Sie waren bei Stäubli Division Manager in USA und zuletzt Leiter der Robotikentwicklung im Stammwerk Faverges. Wie profitieren Sie als Geschäftsführer von diesen Erfahrungen?

Vogt: Vor allem bringe ich Knowhow und Erfahrung mit, wie man Roboter schnell an die Kundenbedürfnisse anpassen kann. Denn ich vereine beides: Das vertriebliche Ausrichten an Kundenbedürfnissen und das technische Wissen, was man mit dem Roboter umsetzen kann, ohne den Anpassungsaufwand immens in die Höhe zu treiben. In meiner Arbeit im Stammwerk habe ich außerdem gesehen, was wir alles in einzelnen Ländern mit Kunden bereits realisieren: Durch verstärkte interne Kommunikation können wir solche spezifischen Lösungen auch international besser vermarkten.
Zum Beispiel?
Vogt: Zusammen mit Partnern bringen wir Best in Class-Lösungen für ganz bestimmte Anwendungen auf den Markt. In den USA haben wir beispielsweise zusammen mit einer kleinen Startup-Firma ein System entwickelt, das Haartransplantationen durchführt. Heute verkaufen wir mit dieser Firma über 100 Roboter pro Jahr. An so eine Startup Idee muss man glauben. Wenn jemand eine gute Idee für eine Maschine hat und uns überzeugt, dass er damit fünfzig bis hundert Roboter verkaufen kann, dann liefern wir ihm den passenden Roboter, den wir wenn nötig auch anpassen.
Lohnt sich eine solche kundenspezifische Anpassung denn? Andere setzen eher auf Standard und Masse…
Vogt: Wir sind da irgendwo in der Mitte. Wir haben zwar nicht die Volumina, die andere Hersteller durch ihre Schweißroboter für die Automobilindustrie erzielen. Wir sind aber dennoch ein Global Player mit einer der größten Produktlinien – und wir können trotzdem für Kunden spezifische Lösungen entwickeln. Andere Anbieter verkaufen nur ihre Standard-Roboter. Unsere Kunden loben immer wieder unsere Flexibilität und den direkten Draht in die Entwicklungsabteilungen.
Zu Ihrem Amtsantritt als Geschäftsführer kündigten Sie eine „offensive Expansionsstrategie“ an. Planen Sie auch Zukäufe?
Vogt: Wir sind auch in der Vergangenheit anorganisch gewachsen – das beste Beispiel ist der Kauf von Bosch Rexroths Scara-Sparte. Das werden wir auch in Zukunft tun – aber als Schweizer Familienunternehmen hängen wir das nicht an die große Glocke. Wir sind permanent dabei, den Markt zu analysieren und werden aktiv, wenn es strategisch Sinn macht. Aber wir wollen uns sicher keine Marktanteile zusammen kaufen.
Apropos Marktanteile: Wo stehen Sie hier in Deutschland?
Vogt: Wenn man alle Roboter zählt, liegen wir in Sachen Marktanteile vermutlich auf Platz vier. Aber wenn wir die großen Volumina der Schweißroboter abziehen, wo wir ja gar nicht aktiv sind, liegen wir in der General Industry auf den ganz vorderen Plätzen. Bei Automobilzulieferern sowie in den Segmenten Lifescience und Food sind wir sogar Marktführer.
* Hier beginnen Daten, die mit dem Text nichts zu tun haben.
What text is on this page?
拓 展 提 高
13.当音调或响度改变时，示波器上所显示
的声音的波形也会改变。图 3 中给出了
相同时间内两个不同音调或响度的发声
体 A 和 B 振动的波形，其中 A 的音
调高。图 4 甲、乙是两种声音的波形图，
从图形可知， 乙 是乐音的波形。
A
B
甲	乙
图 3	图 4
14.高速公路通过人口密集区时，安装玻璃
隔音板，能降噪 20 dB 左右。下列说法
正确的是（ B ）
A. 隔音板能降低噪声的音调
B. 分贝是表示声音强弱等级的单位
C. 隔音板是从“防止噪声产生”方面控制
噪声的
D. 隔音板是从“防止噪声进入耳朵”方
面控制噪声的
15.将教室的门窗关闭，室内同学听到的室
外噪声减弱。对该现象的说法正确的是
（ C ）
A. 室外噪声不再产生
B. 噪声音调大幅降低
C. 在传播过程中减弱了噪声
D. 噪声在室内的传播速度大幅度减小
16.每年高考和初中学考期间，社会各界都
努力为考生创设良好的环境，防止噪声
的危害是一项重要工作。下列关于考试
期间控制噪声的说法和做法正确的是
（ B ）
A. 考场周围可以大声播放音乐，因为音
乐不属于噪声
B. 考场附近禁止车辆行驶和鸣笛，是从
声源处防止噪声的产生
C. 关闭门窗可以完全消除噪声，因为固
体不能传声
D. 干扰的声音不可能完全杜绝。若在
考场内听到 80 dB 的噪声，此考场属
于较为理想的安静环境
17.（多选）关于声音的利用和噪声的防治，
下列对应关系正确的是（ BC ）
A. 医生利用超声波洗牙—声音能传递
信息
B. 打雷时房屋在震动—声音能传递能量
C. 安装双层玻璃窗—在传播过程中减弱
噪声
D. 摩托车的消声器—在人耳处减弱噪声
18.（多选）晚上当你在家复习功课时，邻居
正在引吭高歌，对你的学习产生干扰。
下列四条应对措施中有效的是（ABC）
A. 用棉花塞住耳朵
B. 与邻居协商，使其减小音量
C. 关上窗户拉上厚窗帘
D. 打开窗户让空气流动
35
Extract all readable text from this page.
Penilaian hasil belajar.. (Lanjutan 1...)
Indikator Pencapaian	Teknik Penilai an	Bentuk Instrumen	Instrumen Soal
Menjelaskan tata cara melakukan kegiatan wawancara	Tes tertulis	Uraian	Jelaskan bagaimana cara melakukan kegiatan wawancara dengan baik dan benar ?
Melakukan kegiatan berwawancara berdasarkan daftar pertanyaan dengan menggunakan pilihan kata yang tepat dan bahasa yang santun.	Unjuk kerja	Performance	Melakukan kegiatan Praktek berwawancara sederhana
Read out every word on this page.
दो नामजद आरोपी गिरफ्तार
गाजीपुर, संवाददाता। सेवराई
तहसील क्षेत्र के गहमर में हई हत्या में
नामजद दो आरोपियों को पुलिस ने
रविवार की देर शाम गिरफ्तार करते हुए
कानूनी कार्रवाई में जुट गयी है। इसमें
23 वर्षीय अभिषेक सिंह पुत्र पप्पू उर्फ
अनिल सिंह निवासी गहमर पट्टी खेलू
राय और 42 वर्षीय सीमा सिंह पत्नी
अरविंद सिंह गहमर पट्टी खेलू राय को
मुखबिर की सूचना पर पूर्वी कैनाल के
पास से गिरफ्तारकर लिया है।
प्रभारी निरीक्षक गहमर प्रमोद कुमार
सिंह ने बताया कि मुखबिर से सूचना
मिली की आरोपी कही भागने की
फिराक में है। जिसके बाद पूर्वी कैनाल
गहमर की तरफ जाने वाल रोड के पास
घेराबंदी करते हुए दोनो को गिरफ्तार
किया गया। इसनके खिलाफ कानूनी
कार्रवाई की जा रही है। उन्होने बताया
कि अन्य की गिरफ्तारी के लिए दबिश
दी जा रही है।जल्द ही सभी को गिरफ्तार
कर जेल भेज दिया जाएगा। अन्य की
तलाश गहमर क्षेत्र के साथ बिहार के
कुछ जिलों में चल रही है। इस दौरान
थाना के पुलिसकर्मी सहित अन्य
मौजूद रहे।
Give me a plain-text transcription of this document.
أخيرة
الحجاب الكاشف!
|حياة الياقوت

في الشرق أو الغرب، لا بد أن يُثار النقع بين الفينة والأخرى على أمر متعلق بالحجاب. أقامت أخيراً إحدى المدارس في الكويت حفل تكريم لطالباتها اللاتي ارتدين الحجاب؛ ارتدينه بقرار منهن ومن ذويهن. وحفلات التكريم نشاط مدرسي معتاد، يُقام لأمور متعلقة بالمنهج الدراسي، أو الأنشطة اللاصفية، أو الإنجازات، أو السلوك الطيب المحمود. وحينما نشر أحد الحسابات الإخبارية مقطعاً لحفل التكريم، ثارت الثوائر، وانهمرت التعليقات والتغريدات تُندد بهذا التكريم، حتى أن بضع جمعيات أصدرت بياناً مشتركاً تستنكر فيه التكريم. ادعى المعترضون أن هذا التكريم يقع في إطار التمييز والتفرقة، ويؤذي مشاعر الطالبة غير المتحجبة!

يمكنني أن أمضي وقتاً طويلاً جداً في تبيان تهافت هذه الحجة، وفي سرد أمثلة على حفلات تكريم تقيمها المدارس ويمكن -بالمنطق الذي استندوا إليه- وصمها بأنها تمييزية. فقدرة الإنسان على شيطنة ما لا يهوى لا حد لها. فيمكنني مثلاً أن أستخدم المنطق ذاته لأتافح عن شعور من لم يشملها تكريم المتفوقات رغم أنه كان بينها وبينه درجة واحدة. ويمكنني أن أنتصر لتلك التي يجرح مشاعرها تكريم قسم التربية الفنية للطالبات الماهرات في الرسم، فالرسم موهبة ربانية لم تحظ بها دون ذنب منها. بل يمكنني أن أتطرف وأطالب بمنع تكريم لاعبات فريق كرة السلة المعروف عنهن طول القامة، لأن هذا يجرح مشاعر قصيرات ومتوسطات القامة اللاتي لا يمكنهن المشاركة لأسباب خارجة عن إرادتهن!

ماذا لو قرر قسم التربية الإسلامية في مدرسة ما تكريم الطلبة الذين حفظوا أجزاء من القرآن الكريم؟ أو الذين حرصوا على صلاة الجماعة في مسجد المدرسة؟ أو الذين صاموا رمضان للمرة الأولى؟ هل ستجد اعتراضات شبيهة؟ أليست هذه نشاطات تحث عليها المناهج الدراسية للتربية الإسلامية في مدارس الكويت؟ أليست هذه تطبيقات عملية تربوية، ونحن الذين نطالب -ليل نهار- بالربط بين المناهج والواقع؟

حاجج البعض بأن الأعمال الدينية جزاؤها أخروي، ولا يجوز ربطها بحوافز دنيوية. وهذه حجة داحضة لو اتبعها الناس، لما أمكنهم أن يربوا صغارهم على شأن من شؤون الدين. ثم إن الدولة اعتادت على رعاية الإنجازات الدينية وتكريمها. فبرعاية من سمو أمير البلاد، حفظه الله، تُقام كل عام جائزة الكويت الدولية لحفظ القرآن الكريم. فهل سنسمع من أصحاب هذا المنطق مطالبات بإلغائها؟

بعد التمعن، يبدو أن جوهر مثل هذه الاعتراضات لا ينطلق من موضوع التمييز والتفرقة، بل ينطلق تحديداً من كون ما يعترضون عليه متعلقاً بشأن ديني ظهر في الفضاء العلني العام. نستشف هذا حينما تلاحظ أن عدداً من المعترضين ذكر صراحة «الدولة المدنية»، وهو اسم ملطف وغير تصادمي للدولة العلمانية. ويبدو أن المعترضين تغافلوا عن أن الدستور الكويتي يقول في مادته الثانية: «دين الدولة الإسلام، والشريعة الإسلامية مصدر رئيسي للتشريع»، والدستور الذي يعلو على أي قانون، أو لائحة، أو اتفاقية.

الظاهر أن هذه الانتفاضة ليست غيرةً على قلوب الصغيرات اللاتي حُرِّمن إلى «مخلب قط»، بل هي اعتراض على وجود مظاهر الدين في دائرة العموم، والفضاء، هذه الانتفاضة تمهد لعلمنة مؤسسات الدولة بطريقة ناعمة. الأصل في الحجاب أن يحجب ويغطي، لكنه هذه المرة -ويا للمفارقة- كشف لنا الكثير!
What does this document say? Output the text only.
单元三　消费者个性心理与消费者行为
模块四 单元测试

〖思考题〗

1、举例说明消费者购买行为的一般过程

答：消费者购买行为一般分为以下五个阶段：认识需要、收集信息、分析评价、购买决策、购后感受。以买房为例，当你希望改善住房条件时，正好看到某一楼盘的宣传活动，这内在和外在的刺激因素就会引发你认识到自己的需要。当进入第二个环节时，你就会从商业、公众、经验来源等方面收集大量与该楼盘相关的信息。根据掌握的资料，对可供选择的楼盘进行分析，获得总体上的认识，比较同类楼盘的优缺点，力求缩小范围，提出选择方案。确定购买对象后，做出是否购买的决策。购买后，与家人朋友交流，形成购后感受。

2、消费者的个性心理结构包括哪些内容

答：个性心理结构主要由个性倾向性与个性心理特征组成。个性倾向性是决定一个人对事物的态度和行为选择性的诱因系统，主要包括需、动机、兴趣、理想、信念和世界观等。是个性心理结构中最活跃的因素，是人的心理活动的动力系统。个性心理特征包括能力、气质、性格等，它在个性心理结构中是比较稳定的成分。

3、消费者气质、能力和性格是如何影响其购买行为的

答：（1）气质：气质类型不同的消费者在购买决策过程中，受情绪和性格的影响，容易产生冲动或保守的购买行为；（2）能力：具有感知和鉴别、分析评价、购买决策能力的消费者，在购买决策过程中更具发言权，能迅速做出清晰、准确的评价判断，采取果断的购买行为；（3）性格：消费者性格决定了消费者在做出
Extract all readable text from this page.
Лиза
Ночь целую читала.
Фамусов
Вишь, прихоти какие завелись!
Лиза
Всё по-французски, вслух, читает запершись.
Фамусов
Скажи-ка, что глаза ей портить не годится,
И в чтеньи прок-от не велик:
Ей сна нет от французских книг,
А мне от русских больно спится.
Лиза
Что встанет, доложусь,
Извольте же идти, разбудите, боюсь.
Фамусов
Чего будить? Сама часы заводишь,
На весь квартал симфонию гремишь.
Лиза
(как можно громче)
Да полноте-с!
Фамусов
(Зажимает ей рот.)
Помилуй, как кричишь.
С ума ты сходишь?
Sind denn Lifescience und Food Ihre stärksten Branchen?
Vogt: Nein, unser größter Markt sind die Automobilzulieferer. Aber Pharma, Healthcare und Food sind die größten Wachstumsmärkte, hier wachsen wir zweistellig. Daher bringen wir unseren ultraschnellen Picker TP80 nun auch in einer reinigungsfreundlichen HE-Version mit lebensmitteltauglichem Öl, um ihn etwa auch bei der Fleischverarbeitung einsetzen zu können. Bislang wird der Highspeed-Picker vor allem für Schokolade, Brötchen, Kaffeekapseln und Fertigsuppen-Tüten bis hin zum Spritzen-Handling eingesetzt.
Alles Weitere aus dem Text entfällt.